The independent Pensions Provision Group is warning that pensioner inequality will rise massively over the next two decades if the Government goes on raising the basic state pension only in line with prices.

In a report to be published in the next two weeks, the group will set out a means by which rights to the Basic State Pension could be targeted on the poorest pensioners.

Tom Ross, chairman of the group, said: "Pensioners now get much the same whether they are well-off or poor. One has to ask whether it would be better to divert some resources to those who really need it."

The report is the most comprehensive review of pension provision undertaken and is likely to be very influential in the Government's programme of welfare reform.

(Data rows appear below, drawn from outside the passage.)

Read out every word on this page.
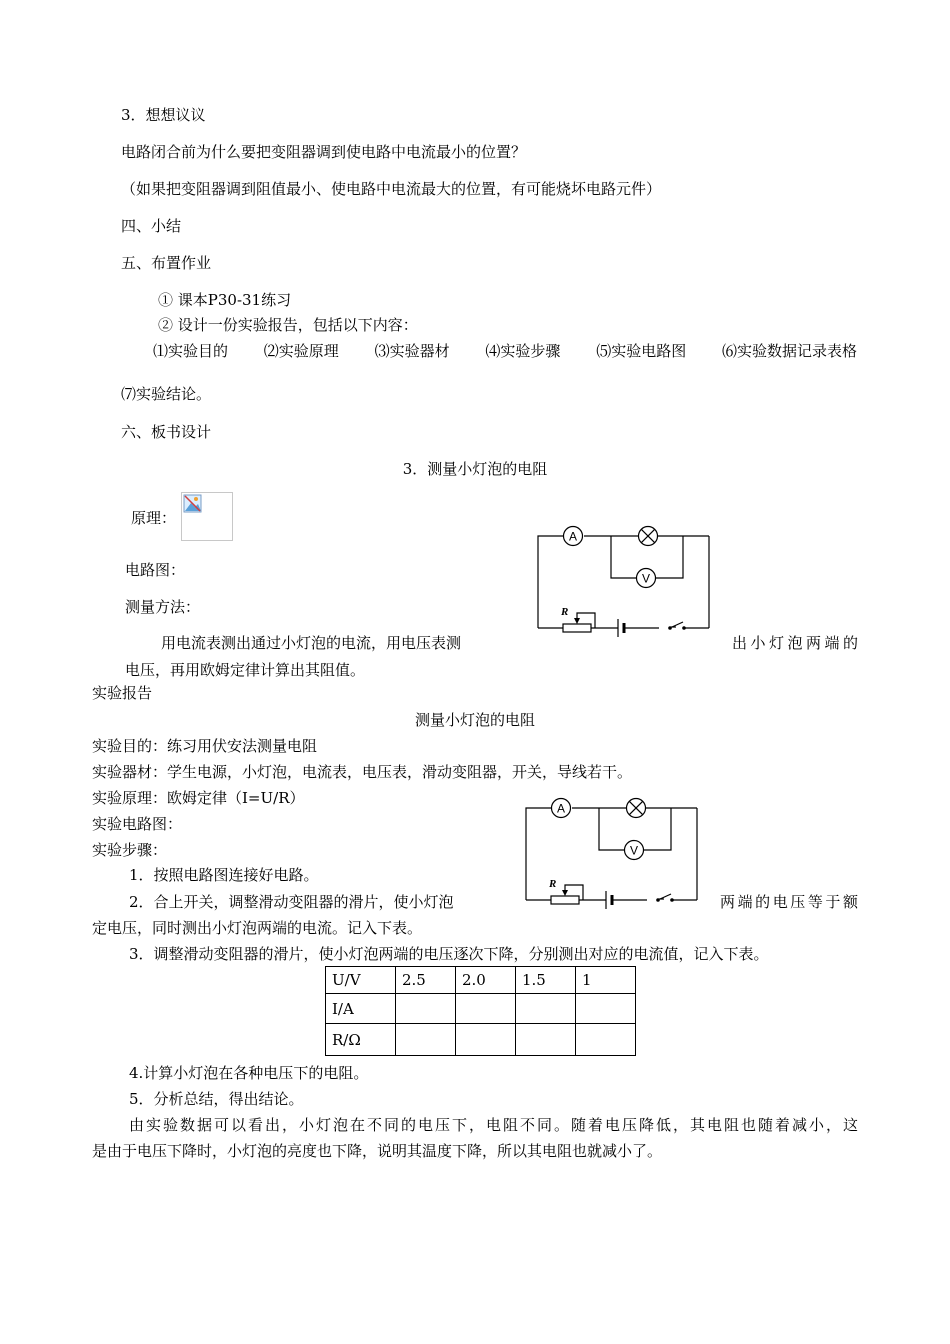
3．想想议议
电路闭合前为什么要把变阻器调到使电路中电流最小的位置？
（如果把变阻器调到阻值最小、使电路中电流最大的位置，有可能烧坏电路元件）
四、小结
五、布置作业
① 课本P30-31练习
② 设计一份实验报告，包括以下内容：
⑴实验目的 ⑵实验原理 ⑶实验器材 ⑷实验步骤 ⑸实验电路图 ⑹实验数据记录表格
⑺实验结论。
六、板书设计
3．测量小灯泡的电阻
原理：
电路图：
测量方法：
用电流表测出通过小灯泡的电流，用电压表测	出小灯泡两端的
电压，再用欧姆定律计算出其阻值。
A
V
R
实验报告
测量小灯泡的电阻
实验目的：练习用伏安法测量电阻
实验器材：学生电源，小灯泡，电流表，电压表，滑动变阻器，开关，导线若干。
实验原理：欧姆定律（I=U/R）
实验电路图：
实验步骤：
1．按照电路图连接好电路。
2．合上开关，调整滑动变阻器的滑片，使小灯泡	两端的电压等于额
定电压，同时测出小灯泡两端的电流。记入下表。
3．调整滑动变阻器的滑片，使小灯泡两端的电压逐次下降，分别测出对应的电流值，记入下表。
A
V
R
U/V	2.5	2.0	1.5	1
I/A				
R/Ω				
4.计算小灯泡在各种电压下的电阻。
5．分析总结，得出结论。
由实验数据可以看出，小灯泡在不同的电压下，电阻不同。随着电压降低，其电阻也随着减小，这
是由于电压下降时，小灯泡的亮度也下降，说明其温度下降，所以其电阻也就减小了。
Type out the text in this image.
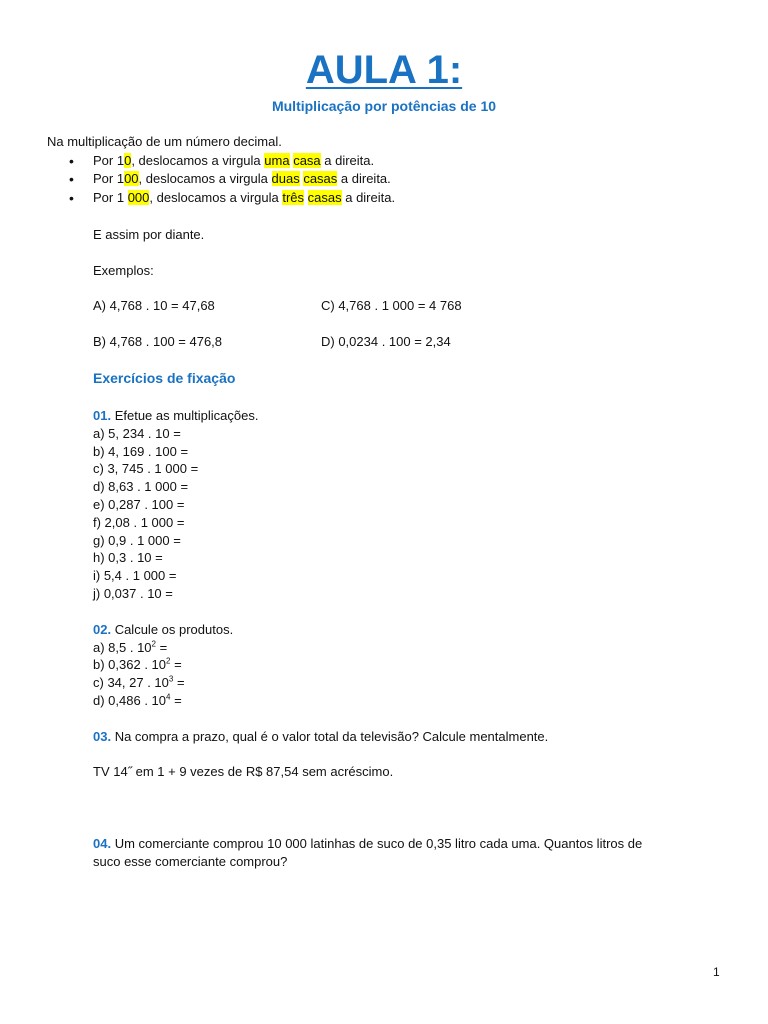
AULA 1:
Multiplicação por potências de 10
Na multiplicação de um número decimal.
• Por 10, deslocamos a virgula uma casa a direita.
• Por 100, deslocamos a virgula duas casas a direita.
• Por 1 000, deslocamos a virgula três casas a direita.
E assim por diante.
Exemplos:
A) 4,768 . 10 = 47,68	C) 4,768 . 1 000 = 4 768
B) 4,768 . 100 = 476,8	D) 0,0234 . 100 = 2,34
Exercícios de fixação
01. Efetue as multiplicações.
a) 5, 234 . 10 =
b) 4, 169 . 100 =
c) 3, 745 . 1 000 =
d) 8,63 . 1 000 =
e) 0,287 . 100 =
f) 2,08 . 1 000 =
g) 0,9 . 1 000 =
h) 0,3 . 10 =
i) 5,4 . 1 000 =
j) 0,037 . 10 =
02. Calcule os produtos.
a) 8,5 . $10^2$ =
b) 0,362 . $10^2$ =
c) 34, 27 . $10^3$ =
d) 0,486 . $10^4$ =
03. Na compra a prazo, qual é o valor total da televisão? Calcule mentalmente.
TV 14˝ em 1 + 9 vezes de R$ 87,54 sem acréscimo.
04. Um comerciante comprou 10 000 latinhas de suco de 0,35 litro cada uma. Quantos litros de
suco esse comerciante comprou?
1
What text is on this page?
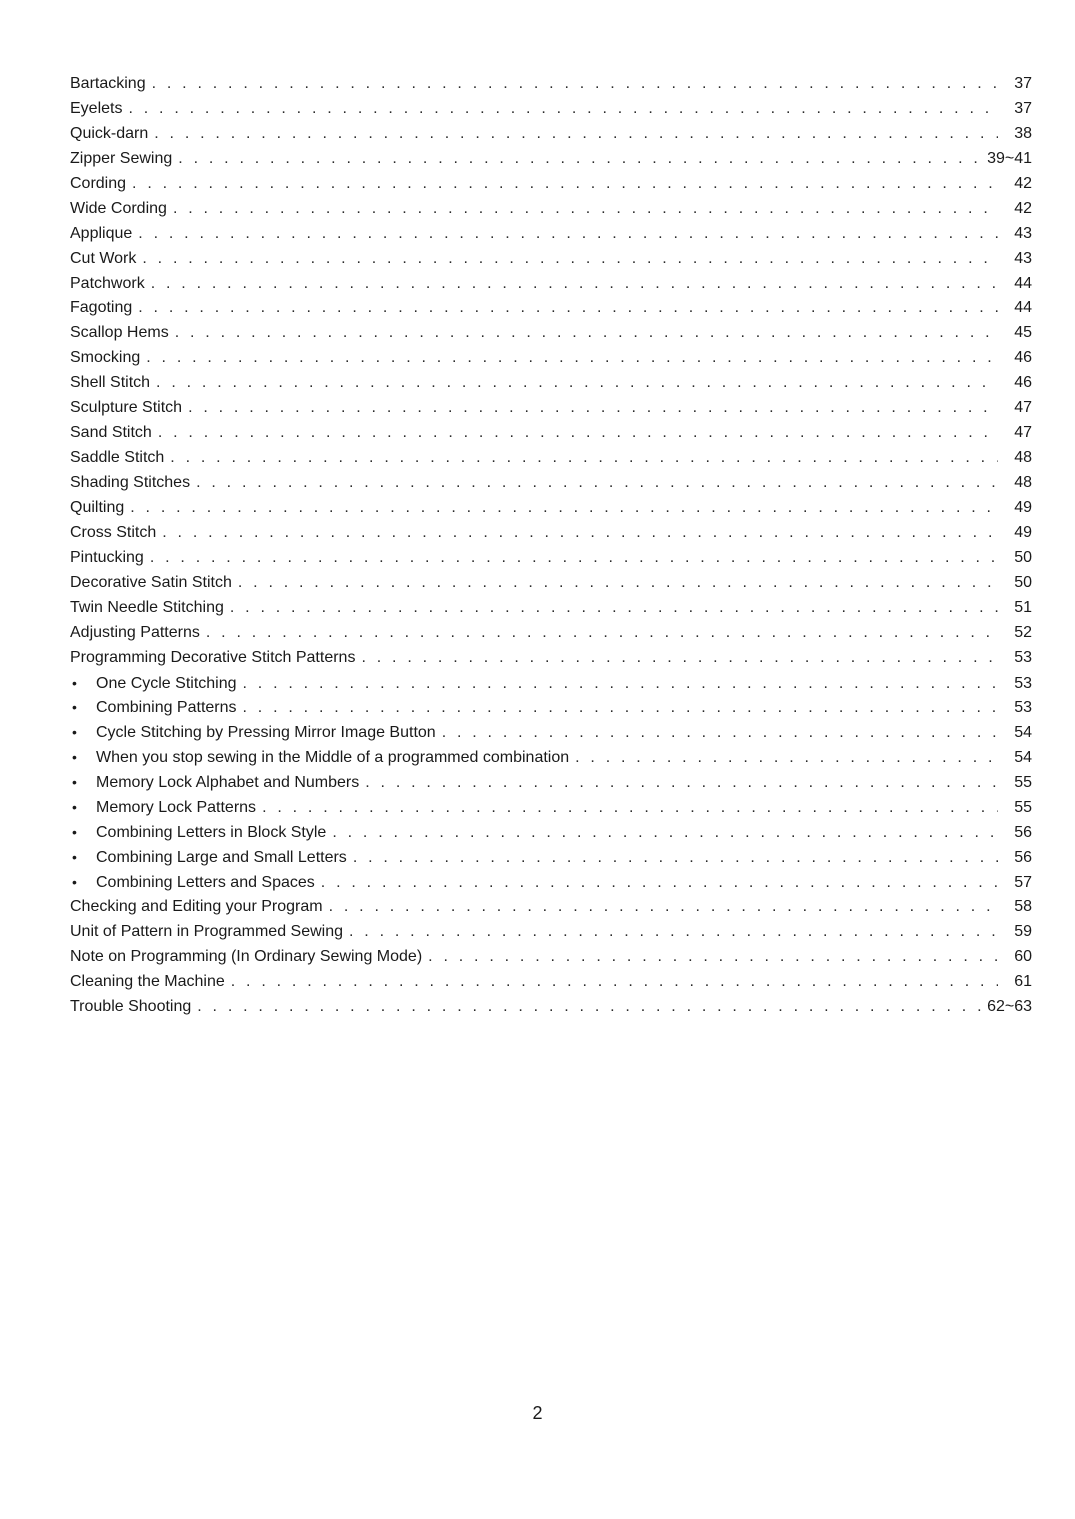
Bartacking . . .	37
Eyelets . . .	37
Quick-darn . . .	38
Zipper Sewing . . .	39~41
Cording . . .	42
Wide Cording . . .	42
Applique . . .	43
Cut Work . . .	43
Patchwork . . .	44
Fagoting . . .	44
Scallop Hems . . .	45
Smocking . . .	46
Shell Stitch . . .	46
Sculpture Stitch . . .	47
Sand Stitch . . .	47
Saddle Stitch . . .	48
Shading Stitches . . .	48
Quilting . . .	49
Cross Stitch . . .	49
Pintucking . . .	50
Decorative Satin Stitch . . .	50
Twin Needle Stitching . . .	51
Adjusting Patterns . . .	52
Programming Decorative Stitch Patterns . . .	53
•	One Cycle Stitching . . .	53
•	Combining Patterns . . .	53
•	Cycle Stitching by Pressing Mirror Image Button . . .	54
•	When you stop sewing in the Middle of a programmed combination . . .	54
•	Memory Lock Alphabet and Numbers . . .	55
•	Memory Lock Patterns . . .	55
•	Combining Letters in Block Style . . .	56
•	Combining Large and Small Letters . . .	56
•	Combining Letters and Spaces . . .	57
Checking and Editing your Program . . .	58
Unit of Pattern in Programmed Sewing . . .	59
Note on Programming (In Ordinary Sewing Mode) . . .	60
Cleaning the Machine . . .	61
Trouble Shooting . . .	62~63
2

Mr Ross said one reform could restrict rights to a higher level of basic state pension - perhaps pounds 100 a week - to those whose lifetime earnings are too low for a decent private pension. The rights of those on higher incomes would correspondingly be reduced. It would be based on lifetime income. The report is also set to explode the myth that a `demographic timebomb' will make state benefits unaffordable as the retired population increases over the next three decades from 10 million to 15 million. "By the middle of the next century, the proportion of GDP we spend on state pensions will be less than today because the larger number of recipients will be offset by the lower level of benefits," Mr Ross said.

However, the group will report that restoring the link between the basic state pension and earnings, abolished in 1979, would boost the cost of state pensions by a quarter within decades.